Six articles dealt with the characterization of the soil microbial responses to organic amendment or to contrasting agricultural practices. In this way, Neher et al. [4] assessed the impact of poultry litter compost (PLC) and dairy manure compost (DMC) on microbial communities of soils planted with spinach in the long term. Using metabarcoding, they evidenced that bacteria in the phylum Bacteriodetes, and classes Flavobacteriia and Spingobacteriales, were more abundant in soils amended with PLC than in those amended with DMC or in the unamended ones. However, fungi did not differ among treatments. Tang et al. [5] tested the performance of several plant growth-promoting rhizobacteria (PGPR), belonging to the genera Paraburkholderia, Burkholderia and Serratia, on maize growth, soil nutrient contents and nutrient use efficiency in soils subjected to different regimes of inorganic fertilization and organic amendment.
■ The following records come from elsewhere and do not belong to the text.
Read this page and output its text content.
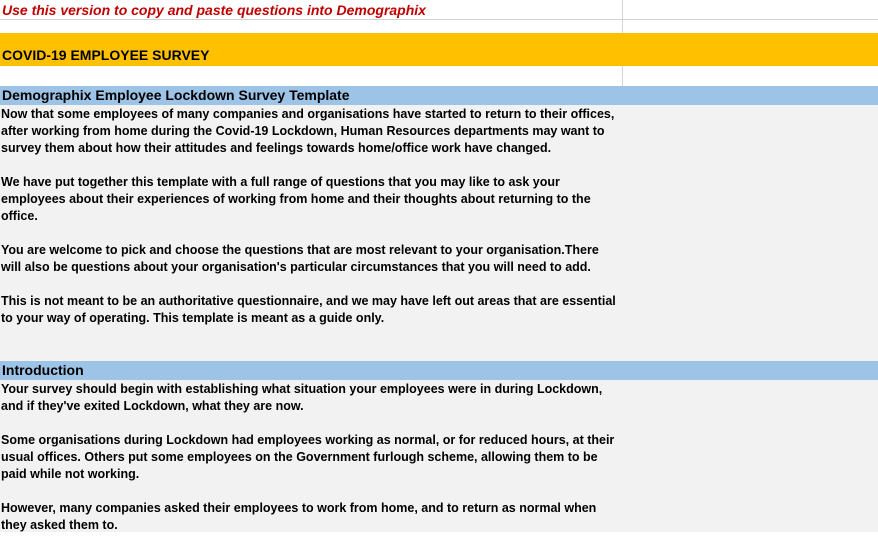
Use this version to copy and paste questions into Demographix
COVID-19 EMPLOYEE SURVEY
Demographix Employee Lockdown Survey Template

Now that some employees of many companies and organisations have started to return to their offices, after working from home during the Covid-19 Lockdown, Human Resources departments may want to survey them about how their attitudes and feelings towards home/office work have changed.

We have put together this template with a full range of questions that you may like to ask your employees about their experiences of working from home and their thoughts about returning to the office.

You are welcome to pick and choose the questions that are most relevant to your organisation.There will also be questions about your organisation's particular circumstances that you will need to add.

This is not meant to be an authoritative questionnaire, and we may have left out areas that are essential to your way of operating. This template is meant as a guide only.

Introduction

Your survey should begin with establishing what situation your employees were in during Lockdown, and if they've exited Lockdown, what they are now.

Some organisations during Lockdown had employees working as normal, or for reduced hours, at their usual offices. Others put some employees on the Government furlough scheme, allowing them to be paid while not working.

However, many companies asked their employees to work from home, and to return as normal when they asked them to.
They concluded that the amount of fertilizer applied into soil can be reduced through the combined use of fertilization and PGPR. On the other hand, Kim et al. [6], using 16S rRNA gene metabarcoding, aimed at identifying microbial groups involved in important soil processes as bio-indicators of improved soil health under different cover cropping and tillage practices. Bacteria were found to be more suitable than fungi and archaea for this purpose. Hence, the bacterial genera Cellulomonas, Solirubacter, Alererythrobacter and Massilia were found to be potential bio-indicators of enhanced aerobic decomposition, the family Nitrosomonadaceae of ammonia oxidation, and the bacterial genera Nitrospira and Reyranella of nitrite oxidation and nitrate reduction, respectively. Bai et al. [7] compared the effects of long-term and non-long-term fertilization on root-associated soils of walnut trees. This study pointed out that bacterial and fungal communities were negatively affected by long-term fertilization treatments as the result of an over-accumulation of ammonium-nitrogen (NH₄⁺) and available phosphorus, which led to soil acidification. Meanwhile, soils non-subjected to long-term chemical fertilization resulted in the improvement of microbial communities involved in nutrient mobilization and plant growth.
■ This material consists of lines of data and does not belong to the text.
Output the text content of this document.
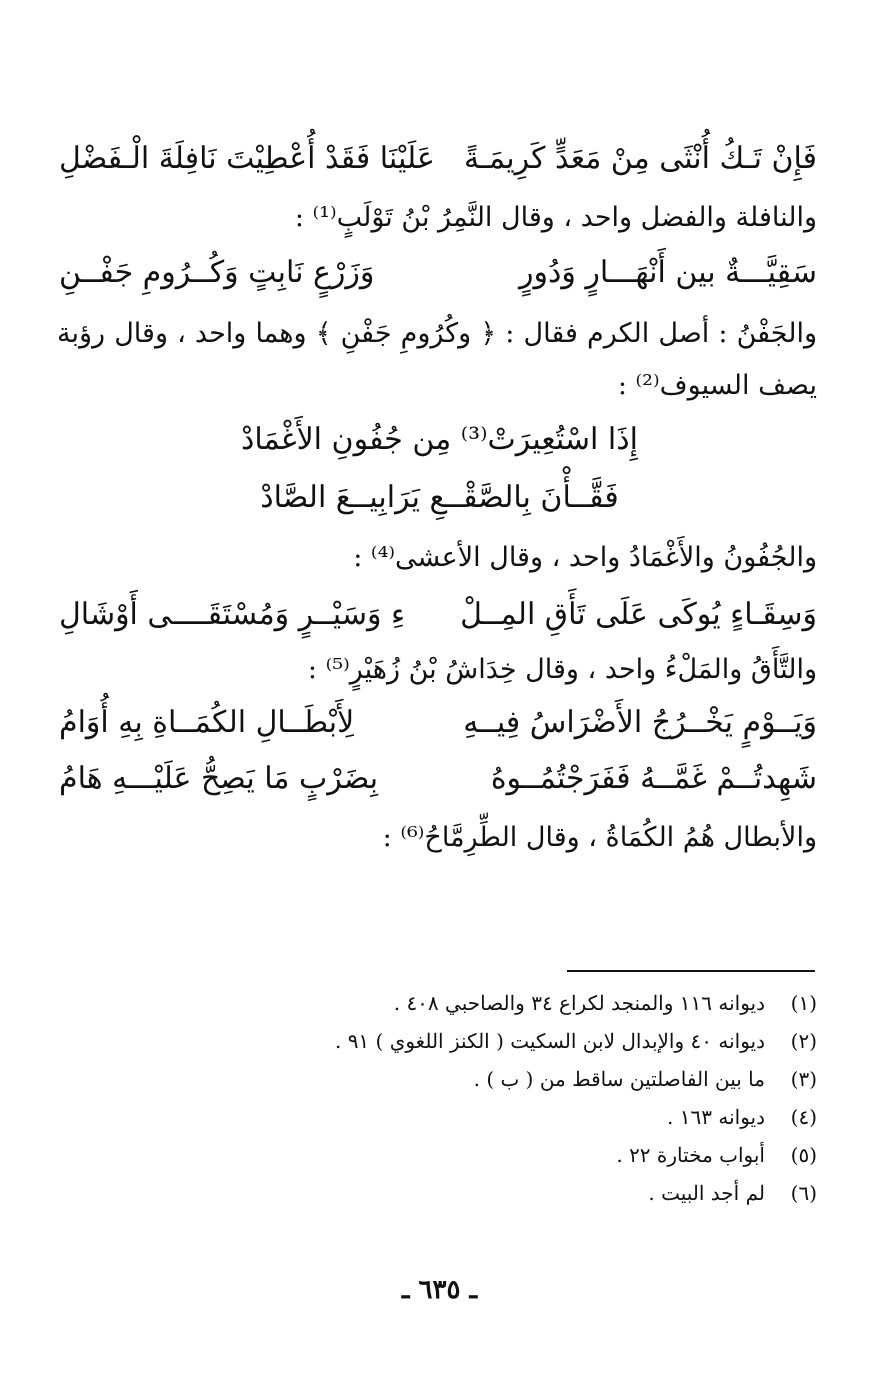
فَإِنْ تَـكُ أُنْثَى مِنْ مَعَدٍّ كَرِيمَـةً
عَلَيْنَا فَقَدْ أُعْطِيْتَ نَافِلَةَ الْـفَضْلِ
والنافلة والفضل واحد ، وقال النَّمِرُ بْنُ تَوْلَبٍ⁽¹⁾ :
سَقِيَّـــةٌ بين أَنْهَـــارٍ وَدُورٍ
وَزَرْعٍ نَابِتٍ وَكُــرُومِ جَفْــنِ
والجَفْنُ : أصل الكرم فقال : ﴿ وكُرُومِ جَفْنِ ﴾ وهما واحد ، وقال رؤبة يصف السيوف⁽²⁾ :
إِذَا اسْتُعِيرَتْ⁽³⁾ مِن جُفُونِ الأَغْمَادْ
فَقَّــأْنَ بِالصَّقْــعِ يَرَابِيــعَ الصَّادْ
والجُفُونُ والأَغْمَادُ واحد ، وقال الأعشى⁽⁴⁾ :
وَسِقَـاءٍ يُوكَى عَلَى تَأَقِ المِــلْ
ءِ وَسَيْــرٍ وَمُسْتَقَــــى أَوْشَالِ
والتَّأَقُ والمَلْءُ واحد ، وقال خِدَاشُ بْنُ زُهَيْرٍ⁽⁵⁾ :
وَيَــوْمٍ يَخْــرُجُ الأَضْرَاسُ فِيــهِ
لِأَبْطَــالِ الكُمَــاةِ بِهِ أُوَامُ
شَهِدتُــمْ غَمَّــهُ فَفَرَجْتُمُــوهُ
بِضَرْبٍ مَا يَصِحُّ عَلَيْـــهِ هَامُ
والأبطال هُمُ الكُمَاةُ ، وقال الطِّرِمَّاحُ⁽⁶⁾ :
(١)
ديوانه ١١٦ والمنجد لكراع ٣٤ والصاحبي ٤٠٨ .
(٢)
ديوانه ٤٠ والإبدال لابن السكيت ( الكنز اللغوي ) ٩١ .
(٣)
ما بين الفاصلتين ساقط من ( ب ) .
(٤)
ديوانه ١٦٣ .
(٥)
أبواب مختارة ٢٢ .
(٦)
لم أجد البيت .
ـ ٦٣٥ ـ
This Special Issue includes two review articles. That of Lazcano et al. [8] provided a comprehensive overview on the use of organic fertilizers (OFs) for preserving soil health and sustainability. A special focus was given to the effects of OFs, including raw manure and processed materials, such as digestate, compost, vermicompost and biochar on the community structure and function of nitrifying and denitrifying soil microorganisms. Nitrification and denitrification are among the most important soil N transformations within the soil–plant interface, but there is still a lack of information about the underlying mechanisms related to the influence of OFs on these microbial processes and the consequences on nitrous oxide production. Putting the accent on this matter and with the aid of multi-omics approaches, it will be fundamental for the prediction of N₂O emissions under different scenarios of land use. Finally, Siles et al. [9] provided a thorough review about the use of co-occurrence network approaches as a proxy to gain insights into the interactions among the members of a microbial community and the identification of its keystone members during the processes of composting and anaerobic digestion and following the application of the respective end products (compost and digestate) into soil. Depending on the degree of these interactions and the species involved, the dynamics of these processes may vary with further consequences on the quality of the end product and its potential usefulness as an organic amendment.